The Centers for Medicare & Medicaid Services (CMS) released the 2024 proposed payment rule for ASCs and hospital outpatient departments (HOPD) on July 13. Of note, CMS concurred with ASCA’s request and proposed to continue to align the ASC update factor with the one used to update HOPD payments, extending the five-year interim period an additional two calendar years (CY) through 2025.
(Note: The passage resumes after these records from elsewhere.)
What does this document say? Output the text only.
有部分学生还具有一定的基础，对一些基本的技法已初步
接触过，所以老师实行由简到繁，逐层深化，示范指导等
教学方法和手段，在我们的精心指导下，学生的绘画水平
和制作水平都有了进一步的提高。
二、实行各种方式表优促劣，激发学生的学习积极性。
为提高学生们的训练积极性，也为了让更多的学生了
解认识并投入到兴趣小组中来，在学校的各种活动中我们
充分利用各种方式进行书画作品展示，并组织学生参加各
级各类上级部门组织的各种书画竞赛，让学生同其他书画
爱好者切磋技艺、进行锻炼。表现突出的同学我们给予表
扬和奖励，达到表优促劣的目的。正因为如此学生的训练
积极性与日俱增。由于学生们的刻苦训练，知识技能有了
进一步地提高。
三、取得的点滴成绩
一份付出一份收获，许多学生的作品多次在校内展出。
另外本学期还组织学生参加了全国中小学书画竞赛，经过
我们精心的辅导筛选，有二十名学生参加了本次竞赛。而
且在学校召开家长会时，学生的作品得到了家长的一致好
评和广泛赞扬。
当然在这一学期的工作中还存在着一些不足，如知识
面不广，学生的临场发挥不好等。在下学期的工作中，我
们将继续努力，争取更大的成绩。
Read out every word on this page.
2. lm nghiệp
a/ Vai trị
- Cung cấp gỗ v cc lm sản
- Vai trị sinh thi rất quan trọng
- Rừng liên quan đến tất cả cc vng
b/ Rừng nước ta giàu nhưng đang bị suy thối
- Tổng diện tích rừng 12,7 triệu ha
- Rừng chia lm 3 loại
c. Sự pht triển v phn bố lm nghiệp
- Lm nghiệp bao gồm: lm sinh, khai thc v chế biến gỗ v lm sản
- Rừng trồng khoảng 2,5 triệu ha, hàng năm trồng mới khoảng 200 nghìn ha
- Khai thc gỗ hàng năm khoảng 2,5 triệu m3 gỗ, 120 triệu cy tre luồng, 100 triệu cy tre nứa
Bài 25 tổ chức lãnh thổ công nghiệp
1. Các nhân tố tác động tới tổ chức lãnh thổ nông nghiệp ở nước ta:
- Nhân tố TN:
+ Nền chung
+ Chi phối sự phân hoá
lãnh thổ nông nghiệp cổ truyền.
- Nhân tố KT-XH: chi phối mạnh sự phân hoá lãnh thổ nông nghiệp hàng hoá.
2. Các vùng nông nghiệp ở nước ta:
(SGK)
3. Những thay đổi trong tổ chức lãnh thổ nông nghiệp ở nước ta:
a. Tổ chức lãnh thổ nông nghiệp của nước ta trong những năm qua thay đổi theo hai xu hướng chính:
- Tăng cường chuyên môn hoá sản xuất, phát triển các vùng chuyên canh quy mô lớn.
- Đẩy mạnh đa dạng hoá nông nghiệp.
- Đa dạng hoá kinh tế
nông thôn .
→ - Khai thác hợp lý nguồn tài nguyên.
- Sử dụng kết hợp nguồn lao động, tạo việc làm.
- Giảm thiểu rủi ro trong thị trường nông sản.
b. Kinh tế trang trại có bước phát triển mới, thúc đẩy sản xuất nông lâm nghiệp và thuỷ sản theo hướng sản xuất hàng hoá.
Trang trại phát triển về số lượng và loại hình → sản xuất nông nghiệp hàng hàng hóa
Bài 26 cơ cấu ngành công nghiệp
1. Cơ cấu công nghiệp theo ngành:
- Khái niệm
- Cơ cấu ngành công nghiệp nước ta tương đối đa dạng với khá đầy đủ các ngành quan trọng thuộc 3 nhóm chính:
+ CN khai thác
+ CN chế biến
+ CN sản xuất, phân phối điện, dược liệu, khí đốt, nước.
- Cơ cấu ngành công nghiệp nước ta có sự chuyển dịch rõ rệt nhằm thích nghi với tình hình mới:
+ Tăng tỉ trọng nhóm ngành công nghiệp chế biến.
If the proposed rule were to be finalized as drafted, ASCs would see, on average over all covered procedures, an effective update of 2.8 percent—a combination of a 3.0 percent inflation update based on the hospital market basket and a productivity reduction mandated by the Affordable Care Act of 0.2 percentage points. Please note that this is an average and that updates might vary significantly by code and specialty. It is also important to note that CMS does not consider sequestration in its proposed rule. This statutory 2.0 percent reduction remains in effect unless Congress acts.
Although ASCA provided a list of 63 codes for procedures that are being performed safely in ASCs on non-Medicare populations to be added to the ASC Covered Procedures List (ASC-CPL), CMS added only one of the requested codes—G0330 (Facility svs dental rehab)—as part of a larger policy change that includes the proposed addition of 26 dental surgical codes. CMS provided no comment on the lack of inclusion of the other surgical codes ASCA proposed for addition to the ASC-CPL, which included total shoulder arthroplasty.
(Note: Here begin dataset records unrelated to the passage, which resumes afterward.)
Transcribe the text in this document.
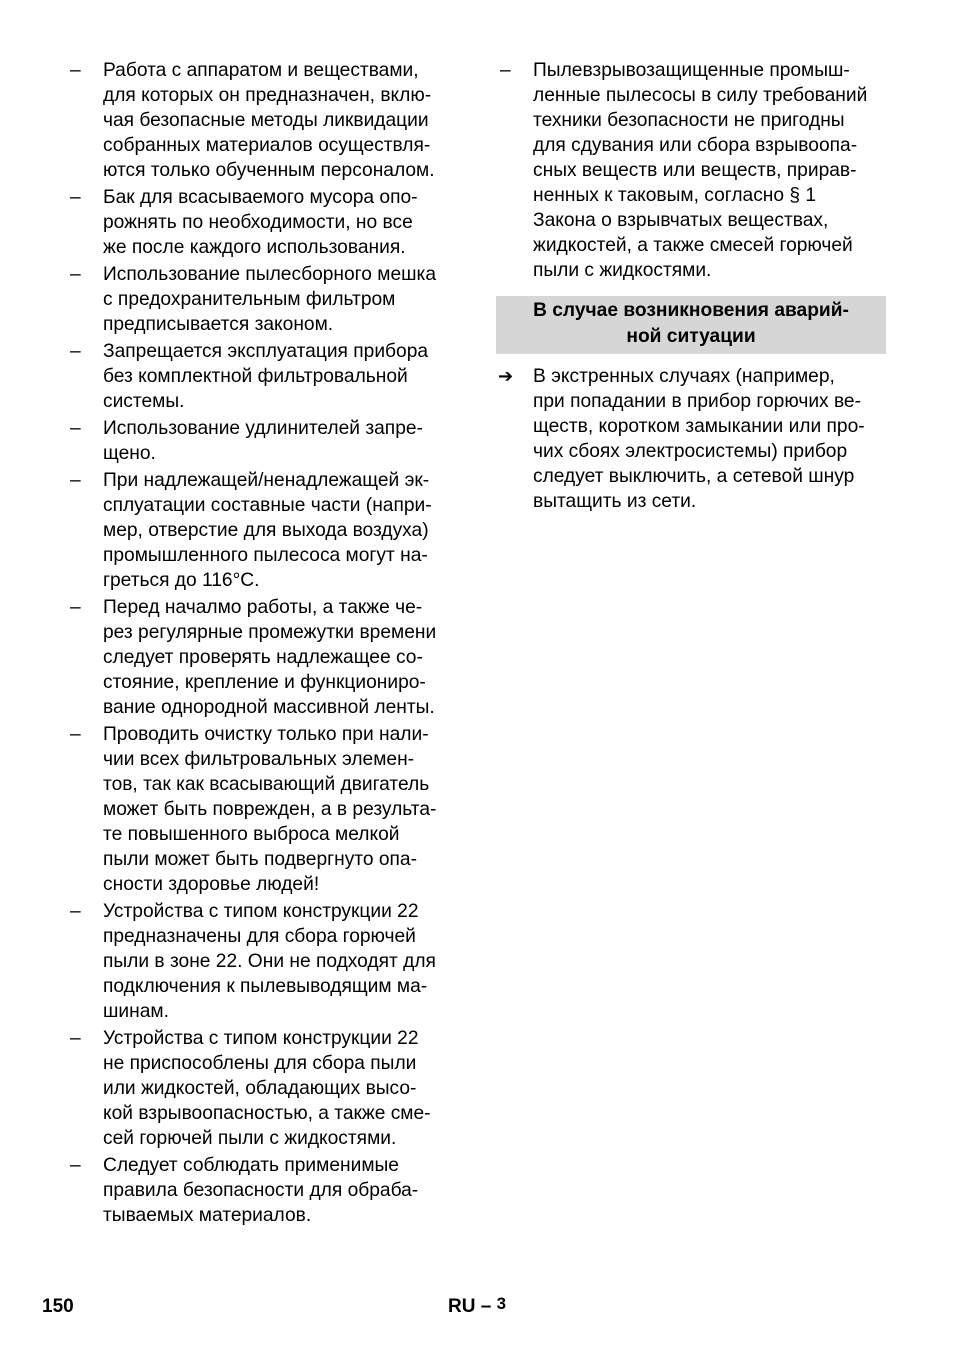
–	Работа с аппаратом и веществами,
для которых он предназначен, вклю-
чая безопасные методы ликвидации
собранных материалов осуществля-
ются только обученным персоналом.
–	Бак для всасываемого мусора опо-
рожнять по необходимости, но все
же после каждого использования.
–	Использование пылесборного мешка
с предохранительным фильтром
предписывается законом.
–	Запрещается эксплуатация прибора
без комплектной фильтровальной
системы.
–	Использование удлинителей запре-
щено.
–	При надлежащей/ненадлежащей эк-
сплуатации составные части (напри-
мер, отверстие для выхода воздуха)
промышленного пылесоса могут на-
греться до 116°C.
–	Перед началмо работы, а также че-
рез регулярные промежутки времени
следует проверять надлежащее со-
стояние, крепление и функциониро-
вание однородной массивной ленты.
–	Проводить очистку только при нали-
чии всех фильтровальных элемен-
тов, так как всасывающий двигатель
может быть поврежден, а в результа-
те повышенного выброса мелкой
пыли может быть подвергнуто опа-
сности здоровье людей!
–	Устройства с типом конструкции 22
предназначены для сбора горючей
пыли в зоне 22. Они не подходят для
подключения к пылевыводящим ма-
шинам.
–	Устройства с типом конструкции 22
не приспособлены для сбора пыли
или жидкостей, обладающих высо-
кой взрывоопасностью, а также сме-
сей горючей пыли с жидкостями.
–	Следует соблюдать применимые
правила безопасности для обраба-
тываемых материалов.
–	Пылевзрывозащищенные промыш-
ленные пылесосы в силу требований
техники безопасности не пригодны
для сдувания или сбора взрывоопа-
сных веществ или веществ, прирав-
ненных к таковым, согласно § 1
Закона о взрывчатых веществах,
жидкостей, а также смесей горючей
пыли с жидкостями.
В случае возникновения аварий-
ной ситуации
➔	В экстренных случаях (например,
при попадании в прибор горючих ве-
ществ, коротком замыкании или про-
чих сбоях электросистемы) прибор
следует выключить, а сетевой шнур
вытащить из сети.
150	RU – 3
Regarding the ASC Quality Reporting (ASCQR) Program, CMS proposed to readopt, with modification, ASC-7: ASC Facility Volume Data on Selected ASC Surgical Procedures, with voluntary reporting in the CY 2025 reporting period followed by mandatory reporting beginning with the CY 2026 reporting period. CMS also proposed to adopt ASC-21: Risk-Standardized Patient Reported Outcome-Based Performance Measure (PRO-PM) Following Elective Primary Total Hip Arthroplasty (THA) and/or Total Knee Arthroplasty (TKA) in the ASC Setting (THA/TKA PRO-PM), with voluntary reporting beginning with the CY 2025 and 2026 reporting periods followed by mandatory reporting beginning with the CY 2027 reporting period. In addition, CMS proposed modifications to ASC-11: Cataracts Visual Function (previously referred to as Cataracts: Improvement in Patient’s Visual Function within 90 Days Following Cataract Surgery), but the measure remains voluntary at this time.
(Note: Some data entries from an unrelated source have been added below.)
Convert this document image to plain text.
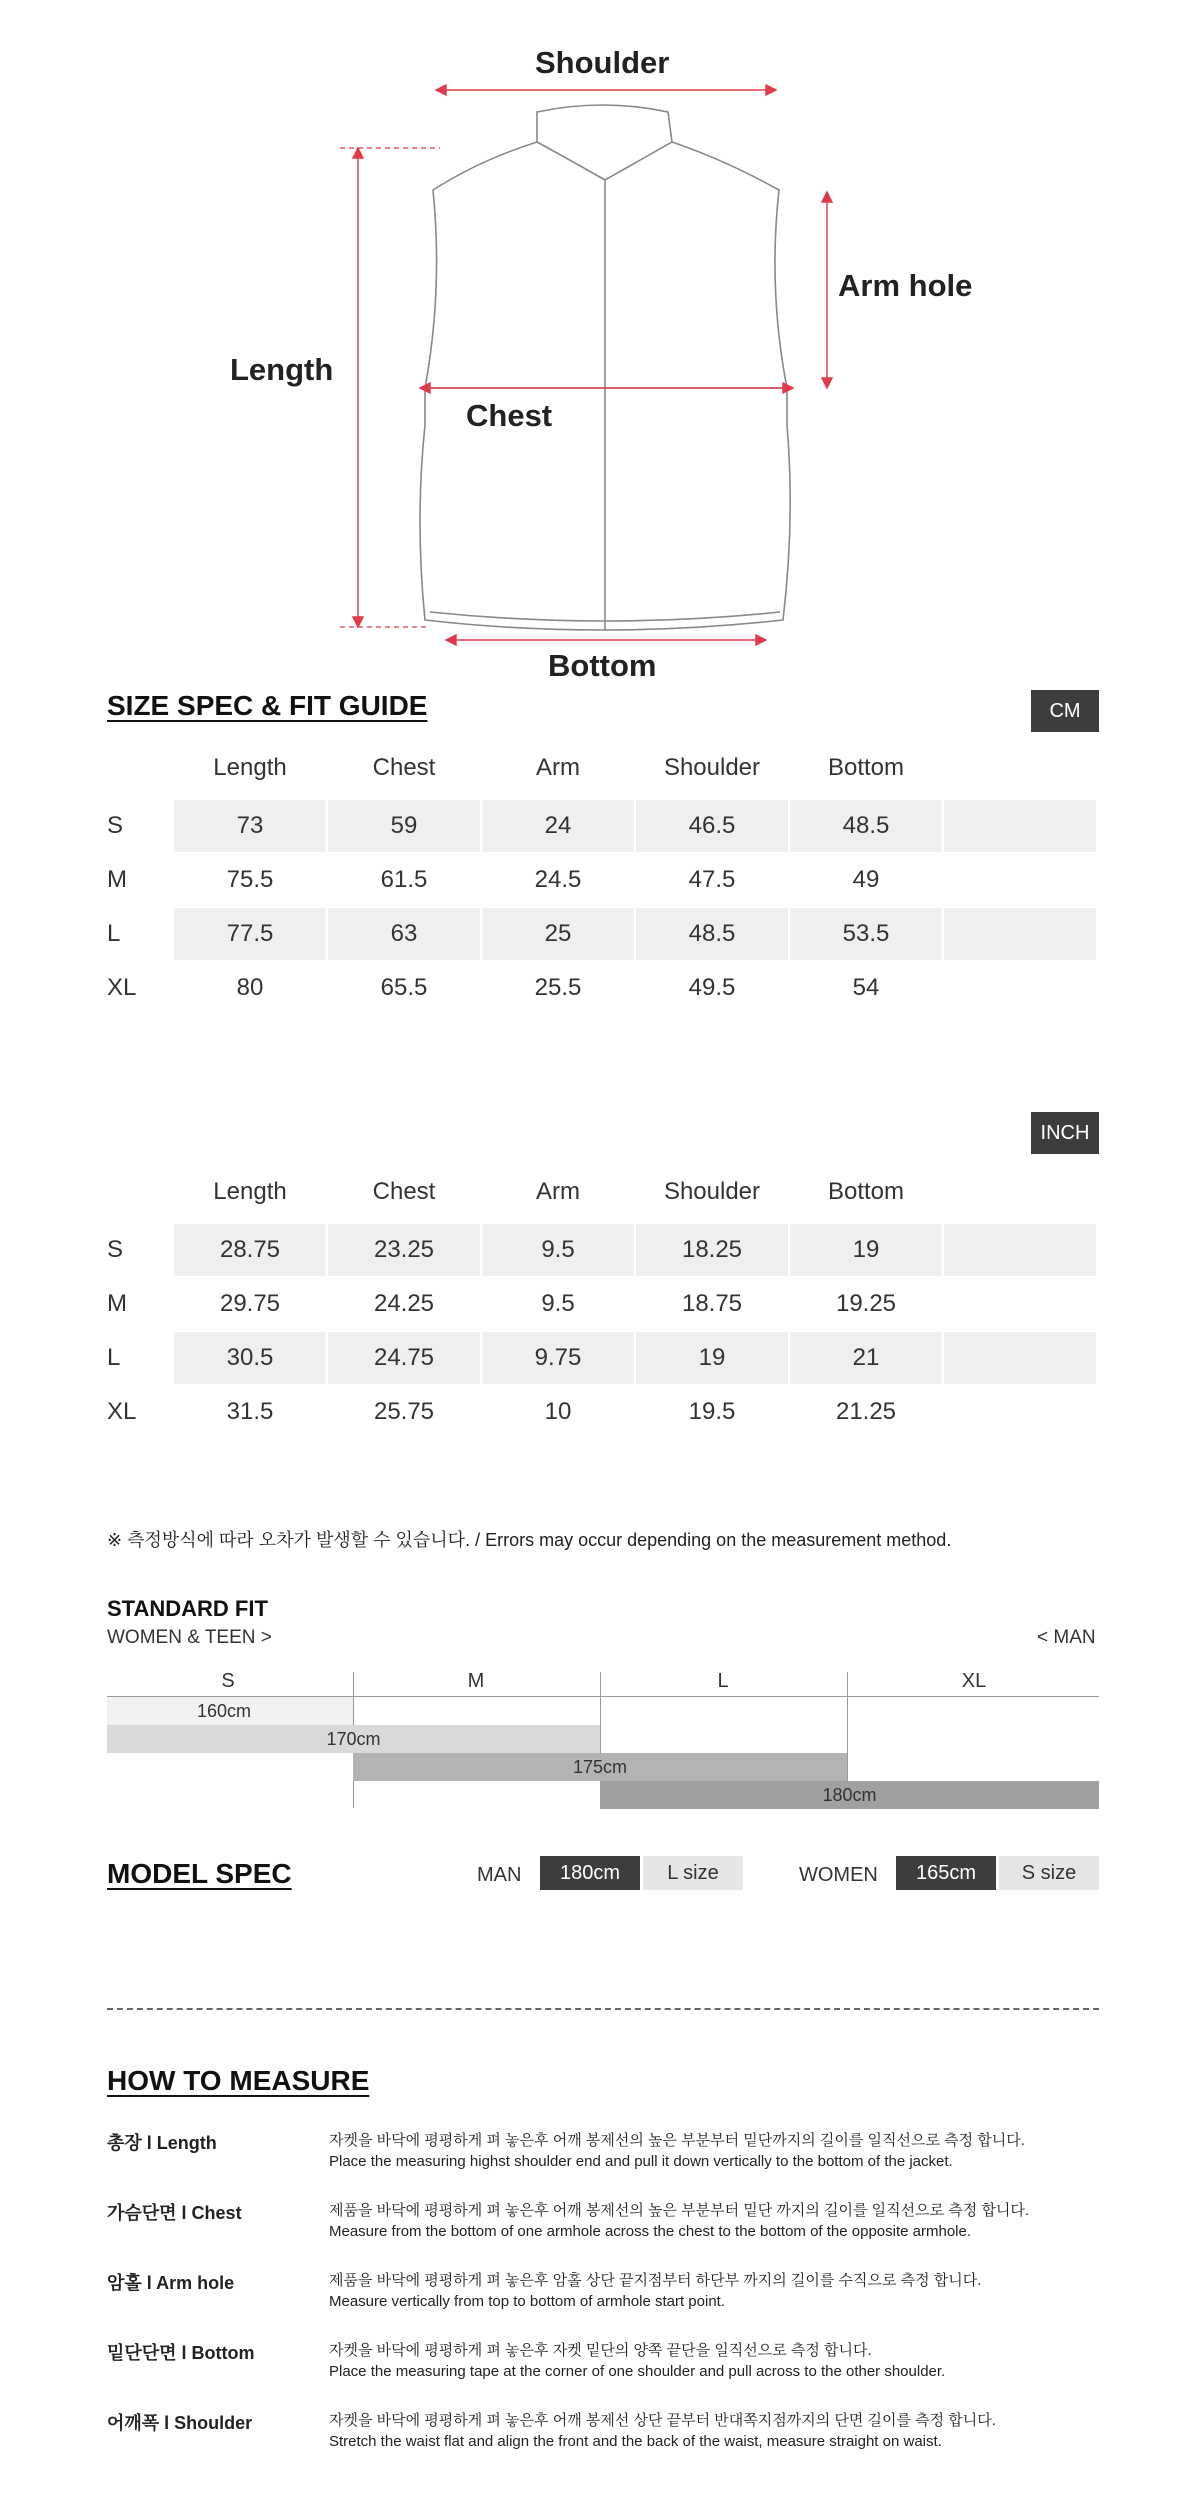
Shoulder
Arm hole
Length
Chest
Bottom
SIZE SPEC & FIT GUIDE	CM
Length	Chest	Arm	Shoulder	Bottom
S	73	59	24	46.5	48.5
M	75.5	61.5	24.5	47.5	49
L	77.5	63	25	48.5	53.5
XL	80	65.5	25.5	49.5	54
INCH
Length	Chest	Arm	Shoulder	Bottom
S	28.75	23.25	9.5	18.25	19
M	29.75	24.25	9.5	18.75	19.25
L	30.5	24.75	9.75	19	21
XL	31.5	25.75	10	19.5	21.25
※ 측정방식에 따라 오차가 발생할 수 있습니다. / Errors may occur depending on the measurement method.
STANDARD FIT
WOMEN & TEEN >	< MAN
S	M	L	XL
160cm
170cm
175cm
180cm
MODEL SPEC	MAN	180cm	L size	WOMEN	165cm	S size
HOW TO MEASURE
총장 l Length	자켓을 바닥에 평평하게 펴 놓은후 어깨 봉제선의 높은 부분부터 밑단까지의 길이를 일직선으로 측정 합니다.
Place the measuring highst shoulder end and pull it down vertically to the bottom of the jacket.
가슴단면 l Chest	제품을 바닥에 평평하게 펴 놓은후 어깨 봉제선의 높은 부분부터 밑단 까지의 길이를 일직선으로 측정 합니다.
Measure from the bottom of one armhole across the chest to the bottom of the opposite armhole.
암홀 l Arm hole	제품을 바닥에 평평하게 펴 놓은후 암홀 상단 끝지점부터 하단부 까지의 길이를 수직으로 측정 합니다.
Measure vertically from top to bottom of armhole start point.
밑단단면 l Bottom	자켓을 바닥에 평평하게 펴 놓은후 자켓 밑단의 양쪽 끝단을 일직선으로 측정 합니다.
Place the measuring tape at the corner of one shoulder and pull across to the other shoulder.
어깨폭 l Shoulder	자켓을 바닥에 평평하게 펴 놓은후 어깨 봉제선 상단 끝부터 반대쪽지점까지의 단면 길이를 측정 합니다.
Stretch the waist flat and align the front and the back of the waist, measure straight on waist.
Unfortunately, ASC-20: COVID-19 Vaccination Coverage Among Health Care Personnel was proposed to remain in the ASCQR Program, with some modification. ASCA will continue to oppose this burdensome measure.
ASCA will provide additional resources soon, including a rate calculator that allows users to determine what ASCs will be paid locally if the proposal is adopted as well as template letters to assist facilities when commenting on the rule. Comments can be submitted through September 11, 2023. WISCA will be working with ASCA to develop and submit comments that reflect the concerns of Wisconsin surgery centers.